11. Bones - not the ones I've seen. I should like this show. It has all the things I like.
Don't know why it isn't grabbing me. Maybe just catching the wrong episodes? (Yes, I've seen the Ryan O'Neal and Stephen Fry ones - which were amongs the better ones. Actually sort of enjoyed those. The mysteries bored me though. Weird. I like the character bits, but find the mysteries dull.

12. The Lot - which rocked tonight. Really really liked the Dough Musical - made me giggle.
It won't win. Because the one after it was sooo polished and professional. Except it bored me, seen before. Was a story about a gay Indian comic conveying the message that you can't go wrong if you be yourself. Loved Carrie Fisher's critique of that - "not a new message, been told that one too many times by now - you should hunt for something new." Hee. Oh is it just me or does it look like Carrie got a face-lift? A pretty obvious face lift. Hear it gets better after time.

13. Studio 60 - remaining 6 episodes

14. The Office - ones haven't seen

15. Smallville...am trying, just because it is cheesy fun and I'm curious

Shows tried and gave up on: Traveler (don't like the premise - didn't like it in Prison Break either - the whole, I have to find whoever set me up, find out why, and clear myself before I'm killed or sent to the slammer for life.
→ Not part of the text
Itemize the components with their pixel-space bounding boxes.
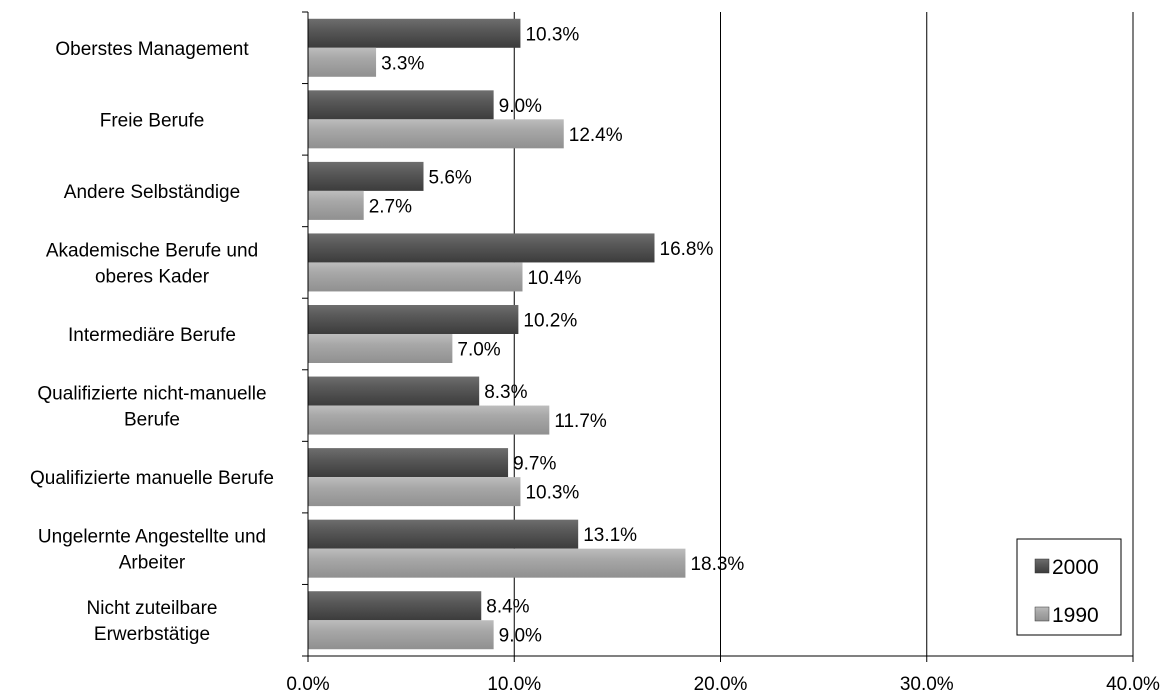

What I hate about it is I know the formulae - for the show to last, the lead has to be perpetually hunting for the guy who set them up, perpetually being chased, the only thing that gets resolved is well helping folks each week or finding little clues each week for however long the series is meant to last.

I struggled with Angel in it's first two seasons because of the whole *perpetual* formula.
The moment they told me that Angel's priniciple goal was to become human and get Buffy, I knew it would never happen and the whole series would be me watching Angel reach perpetually for that carrot that would always stay out of his reach. He can't reach it, if he does - the story ends. At the time - S1 and 2, Angel, I was still invested in the B/A relationship. Then something happened, the shows moved on. The formulae changed. Angel was no longer just searching for redemption for Buffy nor was Buffy really that important. And Buffy was no longer pining over Angel - she'd moved on to Riley then to Spike. Angel moved on to Kate, Darla and then Cordelia. And I no longer felt I was caught in that perpetual will they ever be together...of course not there would be no story - catch 22 that tv shows love to pull and I've grown sooo bored of.

Sooo...whenever I see a show built around a plot premise that cannot be resolved until the entire tv series ends? I lose interest. Because watching the thing just gets torturtous after a while. No one moves forward. You are just going around in a circle. Lost threatened to pull that this year, then surprised everyone by doing a 160 and resolving the big question in the season finale. Instead of leading the audience on for six or seven or how many seasons they air...they answered our question, which opened everything up. Gutsy writing. And very innovative. Whedon did the same thing with Buffy - instead of having everyone wonder what would happen if Buffy slept with the villain, he let her do it. Or what would happen if she died? Or Willow became evil? Or Spike got a soul or a chip? We weren't kept perpetually in suspense. I lovve it when tv shows and books do that. Go against the formula.)

Hidden Palms - tried a bit of it. Sort of dull. Reminds me of a lukewarm Beverly Hill 90210 trying to be Twin Peaks and not quite pulling it off. Wish shows would stop trying to be Twin Peaks - you can't copy or emulate David Lynch without looking cheesy. Lynch is one of a kind.

Okay enough yammering on my lj for one night. Off to bed. IF I get more sleep. Maybe I'll be in a better mood?